$A(t) = E(t) \cos[\nu t + \phi(t)]$ varies slowly in an "optical period" of $2\pi/\nu$?

Question

I have the time dependence of the electric field $A(t)$ written in terms of the amplitude $E(t)$ and phase $\phi(t)$ as

$$A(t) = E(t) \cos[\nu t + \phi(t)].$$

I am told that this "varies slowly in an optical period $2\pi/\nu$."

I'm a bit confused as to what this $2\pi/\nu$ is supposed to be. Is this the angular frequency?
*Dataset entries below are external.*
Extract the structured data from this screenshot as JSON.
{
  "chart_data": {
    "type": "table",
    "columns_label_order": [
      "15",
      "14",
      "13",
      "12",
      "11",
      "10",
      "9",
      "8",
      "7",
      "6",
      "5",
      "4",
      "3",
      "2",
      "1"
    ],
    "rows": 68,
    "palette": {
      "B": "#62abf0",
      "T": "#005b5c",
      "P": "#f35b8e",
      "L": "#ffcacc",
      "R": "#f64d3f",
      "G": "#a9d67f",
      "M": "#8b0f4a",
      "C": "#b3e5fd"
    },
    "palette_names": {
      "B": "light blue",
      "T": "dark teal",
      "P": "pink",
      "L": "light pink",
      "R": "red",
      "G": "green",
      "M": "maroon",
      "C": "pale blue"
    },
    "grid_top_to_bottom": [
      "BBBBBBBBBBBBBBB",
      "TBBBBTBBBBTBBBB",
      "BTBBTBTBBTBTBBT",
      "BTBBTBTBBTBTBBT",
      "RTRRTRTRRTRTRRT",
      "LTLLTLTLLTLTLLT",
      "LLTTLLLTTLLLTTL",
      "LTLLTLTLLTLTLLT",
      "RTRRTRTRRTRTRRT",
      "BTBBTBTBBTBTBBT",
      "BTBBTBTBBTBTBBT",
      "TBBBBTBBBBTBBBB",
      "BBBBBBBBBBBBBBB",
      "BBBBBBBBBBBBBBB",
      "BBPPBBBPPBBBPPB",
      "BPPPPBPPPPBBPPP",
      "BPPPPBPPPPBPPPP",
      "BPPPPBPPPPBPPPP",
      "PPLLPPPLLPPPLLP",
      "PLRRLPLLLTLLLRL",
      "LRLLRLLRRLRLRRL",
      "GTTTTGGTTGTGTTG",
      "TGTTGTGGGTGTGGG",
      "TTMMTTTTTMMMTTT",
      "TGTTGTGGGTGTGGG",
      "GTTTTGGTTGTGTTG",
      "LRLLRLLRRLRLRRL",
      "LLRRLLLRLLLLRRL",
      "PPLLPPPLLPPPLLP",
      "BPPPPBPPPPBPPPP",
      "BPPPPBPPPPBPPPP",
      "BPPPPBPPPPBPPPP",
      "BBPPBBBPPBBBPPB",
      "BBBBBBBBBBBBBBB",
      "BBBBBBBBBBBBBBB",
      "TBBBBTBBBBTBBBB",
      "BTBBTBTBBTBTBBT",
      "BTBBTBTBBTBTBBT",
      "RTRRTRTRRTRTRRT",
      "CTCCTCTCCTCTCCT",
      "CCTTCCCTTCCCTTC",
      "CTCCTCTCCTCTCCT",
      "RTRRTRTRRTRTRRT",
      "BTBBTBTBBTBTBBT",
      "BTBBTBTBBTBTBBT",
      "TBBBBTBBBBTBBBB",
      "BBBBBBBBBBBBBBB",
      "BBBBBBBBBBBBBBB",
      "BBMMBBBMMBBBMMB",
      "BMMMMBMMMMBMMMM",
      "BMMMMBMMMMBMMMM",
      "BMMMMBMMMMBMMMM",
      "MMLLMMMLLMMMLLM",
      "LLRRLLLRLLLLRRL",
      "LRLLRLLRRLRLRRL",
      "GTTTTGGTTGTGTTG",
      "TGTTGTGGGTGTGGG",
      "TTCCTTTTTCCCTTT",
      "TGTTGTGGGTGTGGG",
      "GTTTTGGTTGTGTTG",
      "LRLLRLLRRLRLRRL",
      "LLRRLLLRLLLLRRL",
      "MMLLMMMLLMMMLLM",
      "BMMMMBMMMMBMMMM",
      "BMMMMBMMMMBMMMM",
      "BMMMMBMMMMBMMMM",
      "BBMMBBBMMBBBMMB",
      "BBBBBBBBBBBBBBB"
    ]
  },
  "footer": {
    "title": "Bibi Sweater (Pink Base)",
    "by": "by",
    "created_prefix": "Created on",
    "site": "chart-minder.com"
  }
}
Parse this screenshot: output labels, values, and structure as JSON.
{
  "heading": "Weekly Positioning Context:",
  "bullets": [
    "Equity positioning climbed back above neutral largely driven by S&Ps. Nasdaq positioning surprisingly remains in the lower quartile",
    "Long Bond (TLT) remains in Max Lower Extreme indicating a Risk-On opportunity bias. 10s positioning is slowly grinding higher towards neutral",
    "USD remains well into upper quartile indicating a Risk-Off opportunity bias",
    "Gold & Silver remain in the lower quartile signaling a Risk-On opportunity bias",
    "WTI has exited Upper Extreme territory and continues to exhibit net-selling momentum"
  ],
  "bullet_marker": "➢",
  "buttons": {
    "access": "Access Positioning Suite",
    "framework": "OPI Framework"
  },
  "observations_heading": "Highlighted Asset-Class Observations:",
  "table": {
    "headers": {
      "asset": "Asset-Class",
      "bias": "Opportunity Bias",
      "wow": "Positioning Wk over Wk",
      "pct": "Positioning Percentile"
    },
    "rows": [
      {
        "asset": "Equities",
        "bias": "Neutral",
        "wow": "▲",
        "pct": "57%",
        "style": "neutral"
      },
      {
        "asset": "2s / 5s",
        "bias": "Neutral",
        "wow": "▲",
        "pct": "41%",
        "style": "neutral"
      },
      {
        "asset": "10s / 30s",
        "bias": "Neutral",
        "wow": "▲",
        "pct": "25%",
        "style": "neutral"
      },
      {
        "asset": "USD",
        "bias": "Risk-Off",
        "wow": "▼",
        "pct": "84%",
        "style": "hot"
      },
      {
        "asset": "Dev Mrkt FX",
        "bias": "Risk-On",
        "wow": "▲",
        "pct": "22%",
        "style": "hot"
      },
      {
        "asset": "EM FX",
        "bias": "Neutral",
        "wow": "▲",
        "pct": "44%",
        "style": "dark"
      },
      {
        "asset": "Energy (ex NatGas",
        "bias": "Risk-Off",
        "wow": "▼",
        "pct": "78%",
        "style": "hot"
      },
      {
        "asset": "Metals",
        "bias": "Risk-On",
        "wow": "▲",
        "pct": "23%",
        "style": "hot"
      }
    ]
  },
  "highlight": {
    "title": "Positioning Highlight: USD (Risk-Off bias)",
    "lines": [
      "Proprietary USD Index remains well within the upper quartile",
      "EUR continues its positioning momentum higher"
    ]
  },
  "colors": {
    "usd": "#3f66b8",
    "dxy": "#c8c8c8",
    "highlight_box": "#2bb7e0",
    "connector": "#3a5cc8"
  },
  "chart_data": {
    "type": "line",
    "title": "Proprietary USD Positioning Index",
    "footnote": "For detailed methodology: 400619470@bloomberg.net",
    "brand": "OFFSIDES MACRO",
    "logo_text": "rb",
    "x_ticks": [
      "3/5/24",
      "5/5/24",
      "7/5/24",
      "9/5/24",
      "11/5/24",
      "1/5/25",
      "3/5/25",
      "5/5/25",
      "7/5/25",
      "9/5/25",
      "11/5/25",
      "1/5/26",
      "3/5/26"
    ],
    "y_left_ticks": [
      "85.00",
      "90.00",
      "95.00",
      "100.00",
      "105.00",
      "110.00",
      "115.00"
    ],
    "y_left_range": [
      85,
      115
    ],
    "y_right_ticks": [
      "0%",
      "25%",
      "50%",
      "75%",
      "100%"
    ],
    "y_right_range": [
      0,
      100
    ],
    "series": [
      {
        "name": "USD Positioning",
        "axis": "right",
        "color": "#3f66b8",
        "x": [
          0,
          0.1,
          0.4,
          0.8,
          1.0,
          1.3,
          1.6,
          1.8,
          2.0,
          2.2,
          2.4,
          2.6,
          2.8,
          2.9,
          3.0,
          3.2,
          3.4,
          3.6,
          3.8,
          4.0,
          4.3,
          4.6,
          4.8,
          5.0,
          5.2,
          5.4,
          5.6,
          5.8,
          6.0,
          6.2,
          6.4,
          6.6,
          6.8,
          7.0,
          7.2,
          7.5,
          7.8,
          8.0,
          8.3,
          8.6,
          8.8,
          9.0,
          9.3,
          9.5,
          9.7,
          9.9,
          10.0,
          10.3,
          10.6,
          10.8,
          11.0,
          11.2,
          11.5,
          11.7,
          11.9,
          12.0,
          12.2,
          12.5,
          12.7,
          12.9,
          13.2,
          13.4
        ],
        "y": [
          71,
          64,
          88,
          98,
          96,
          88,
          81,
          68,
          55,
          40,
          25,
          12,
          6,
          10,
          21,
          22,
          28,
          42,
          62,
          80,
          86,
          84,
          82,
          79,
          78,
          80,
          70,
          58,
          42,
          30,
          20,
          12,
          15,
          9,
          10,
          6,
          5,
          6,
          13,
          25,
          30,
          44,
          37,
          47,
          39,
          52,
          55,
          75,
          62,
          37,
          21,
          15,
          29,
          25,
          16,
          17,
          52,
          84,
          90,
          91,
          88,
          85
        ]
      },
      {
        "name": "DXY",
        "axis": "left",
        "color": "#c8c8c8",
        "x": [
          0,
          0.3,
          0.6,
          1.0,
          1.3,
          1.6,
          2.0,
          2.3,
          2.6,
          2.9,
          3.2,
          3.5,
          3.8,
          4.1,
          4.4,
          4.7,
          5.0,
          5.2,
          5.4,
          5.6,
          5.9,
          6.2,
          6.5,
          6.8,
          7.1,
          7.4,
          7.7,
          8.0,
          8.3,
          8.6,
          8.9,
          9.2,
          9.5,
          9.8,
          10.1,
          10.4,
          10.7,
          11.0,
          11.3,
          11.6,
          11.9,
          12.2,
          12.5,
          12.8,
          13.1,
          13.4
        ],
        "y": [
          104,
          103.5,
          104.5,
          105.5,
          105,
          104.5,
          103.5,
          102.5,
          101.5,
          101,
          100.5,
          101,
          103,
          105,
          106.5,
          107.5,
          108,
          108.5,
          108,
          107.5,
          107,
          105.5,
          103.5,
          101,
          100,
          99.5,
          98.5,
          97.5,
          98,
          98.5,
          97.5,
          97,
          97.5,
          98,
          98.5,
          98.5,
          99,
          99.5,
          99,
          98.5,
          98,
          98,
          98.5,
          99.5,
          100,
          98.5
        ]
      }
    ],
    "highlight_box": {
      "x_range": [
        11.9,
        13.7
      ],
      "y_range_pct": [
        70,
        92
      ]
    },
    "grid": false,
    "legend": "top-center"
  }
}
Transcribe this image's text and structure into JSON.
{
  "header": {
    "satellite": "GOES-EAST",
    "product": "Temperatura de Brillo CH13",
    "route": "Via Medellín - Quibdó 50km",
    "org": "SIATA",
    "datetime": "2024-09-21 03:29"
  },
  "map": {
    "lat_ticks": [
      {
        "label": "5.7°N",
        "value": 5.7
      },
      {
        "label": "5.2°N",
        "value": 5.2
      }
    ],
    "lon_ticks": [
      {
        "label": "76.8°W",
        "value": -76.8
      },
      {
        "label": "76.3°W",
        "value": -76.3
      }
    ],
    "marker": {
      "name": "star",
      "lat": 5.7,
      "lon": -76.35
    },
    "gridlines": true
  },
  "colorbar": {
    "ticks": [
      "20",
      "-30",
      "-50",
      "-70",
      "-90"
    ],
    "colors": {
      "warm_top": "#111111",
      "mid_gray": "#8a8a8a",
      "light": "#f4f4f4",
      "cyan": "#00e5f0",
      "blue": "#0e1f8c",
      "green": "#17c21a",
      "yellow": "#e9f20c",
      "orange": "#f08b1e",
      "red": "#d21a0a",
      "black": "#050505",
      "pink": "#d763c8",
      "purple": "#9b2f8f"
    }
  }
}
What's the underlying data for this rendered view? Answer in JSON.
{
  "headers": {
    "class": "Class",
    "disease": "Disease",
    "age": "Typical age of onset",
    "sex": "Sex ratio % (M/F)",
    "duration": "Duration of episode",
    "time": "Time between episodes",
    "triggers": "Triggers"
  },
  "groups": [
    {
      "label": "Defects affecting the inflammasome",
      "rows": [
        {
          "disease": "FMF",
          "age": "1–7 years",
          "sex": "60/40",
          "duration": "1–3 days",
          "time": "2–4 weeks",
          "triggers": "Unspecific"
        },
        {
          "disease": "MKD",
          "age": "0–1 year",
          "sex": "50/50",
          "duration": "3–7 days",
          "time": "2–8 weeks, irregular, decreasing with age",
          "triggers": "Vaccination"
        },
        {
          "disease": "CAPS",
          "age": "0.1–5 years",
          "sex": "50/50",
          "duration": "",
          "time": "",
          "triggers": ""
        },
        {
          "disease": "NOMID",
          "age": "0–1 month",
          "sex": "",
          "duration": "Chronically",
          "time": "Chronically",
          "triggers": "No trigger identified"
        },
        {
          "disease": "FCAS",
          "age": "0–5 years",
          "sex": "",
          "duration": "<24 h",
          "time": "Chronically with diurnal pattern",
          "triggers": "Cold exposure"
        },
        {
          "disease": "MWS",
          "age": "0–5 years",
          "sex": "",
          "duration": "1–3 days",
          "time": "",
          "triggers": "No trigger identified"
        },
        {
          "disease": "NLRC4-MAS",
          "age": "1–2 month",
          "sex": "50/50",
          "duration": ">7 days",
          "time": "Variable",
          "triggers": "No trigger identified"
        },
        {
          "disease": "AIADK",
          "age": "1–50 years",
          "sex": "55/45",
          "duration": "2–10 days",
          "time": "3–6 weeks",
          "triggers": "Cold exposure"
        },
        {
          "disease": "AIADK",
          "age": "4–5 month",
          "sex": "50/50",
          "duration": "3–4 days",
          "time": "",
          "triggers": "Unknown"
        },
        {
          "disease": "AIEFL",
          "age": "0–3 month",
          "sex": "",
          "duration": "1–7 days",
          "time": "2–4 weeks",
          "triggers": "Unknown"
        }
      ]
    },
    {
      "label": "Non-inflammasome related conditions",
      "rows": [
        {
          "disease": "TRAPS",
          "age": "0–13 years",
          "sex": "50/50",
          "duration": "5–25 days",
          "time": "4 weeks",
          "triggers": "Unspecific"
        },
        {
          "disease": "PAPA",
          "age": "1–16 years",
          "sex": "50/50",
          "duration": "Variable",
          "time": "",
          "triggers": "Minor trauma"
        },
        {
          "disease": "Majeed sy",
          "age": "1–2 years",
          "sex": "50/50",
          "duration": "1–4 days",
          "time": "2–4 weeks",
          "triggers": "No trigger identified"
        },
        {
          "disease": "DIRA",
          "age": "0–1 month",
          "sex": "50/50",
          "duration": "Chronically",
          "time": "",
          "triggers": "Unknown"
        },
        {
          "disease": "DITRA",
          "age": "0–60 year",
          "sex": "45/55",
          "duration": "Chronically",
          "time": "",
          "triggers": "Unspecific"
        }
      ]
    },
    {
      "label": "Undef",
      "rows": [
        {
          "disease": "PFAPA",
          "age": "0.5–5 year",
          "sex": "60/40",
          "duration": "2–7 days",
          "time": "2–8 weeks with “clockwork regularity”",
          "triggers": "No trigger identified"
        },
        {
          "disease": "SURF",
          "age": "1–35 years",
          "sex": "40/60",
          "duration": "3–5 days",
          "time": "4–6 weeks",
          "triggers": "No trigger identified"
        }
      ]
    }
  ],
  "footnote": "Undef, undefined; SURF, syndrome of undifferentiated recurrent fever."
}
Angular frequency is defined as

$${\displaystyle \omega ={\frac {2\pi }{T}}={2\pi f},}$$

where $T$ is the period and $f$ is the ordinary frequency.

Furthermore, how can $\cos[\nu t + \phi(t)]$ be written so that the so-called "optical period" of $2\pi/\nu$ is clearer (to a novice)?

Answer 1

Normally, a wave is given by $A(t)=E\cos(\nu t+\phi)$, where $E$ and $\phi$ are constants. (The notation is a little weird, as you suspected; we usually denote angular frequency by $\omega$ rather than $\nu$.) Anyways, the period of this wave is $T=2\pi/\nu$.

In your situation, the optical period is the period I just mentioned (the period of the wave if the amplitude and phase were constants). But, the amplitude and phase aren't constants in your case. This means that the "true" period will be have to be corrected, depending on how quickly $\phi(t)$ and $E(t)$ change.

However, the statement that $E(t)$ and $\phi(t)$ "vary slowly in an optical period" basically tells you that the correction will be small. In other words, the true period won't be very different from the optical period, since the amplitude and phase will only change a little bit over the course of one optical period.

Answer 2

As mentioned in my comments considering the fact that the period of a $\cos$ function is $2\pi$ one can write $$\cos[\nu t+\phi(t)]=\cos[\nu t+2\pi+\phi(t)]=\cos[\nu(t+\frac{2\pi}{\nu})+\phi(t)]$$ Hence $T_{\rm o}=\frac{2\pi}{\nu}$ is the period of the $\cos$ function only if $\phi(t)$ is constant since in that case $$\frac{d}{dt}[\nu t+\phi(t)]=\nu+\dot{\phi}(t)=\nu$$ However, in general $\phi(t)$ changes as a function of time and therefore, the angular frequency is $$\omega=\nu+\dot{\phi}(t)\rightarrow T=\frac{2\pi}{\omega}=\frac{2\pi}{\nu+\dot{\phi}(t)}$$

In your question it is mentioned that the variation of the electric field over the time period $T_{\rm o}$ is negligible. This implies that the variations of $E(t)$ and $\phi(t)$ over the timescale $T_{\rm o}$ are not significant. For $\phi(t)$ this means $\dot\phi(t)\ll\nu$. For $E(t)$ this means $\dot E(t)/E(t)\ll \frac{\nu}{2\pi}=f$.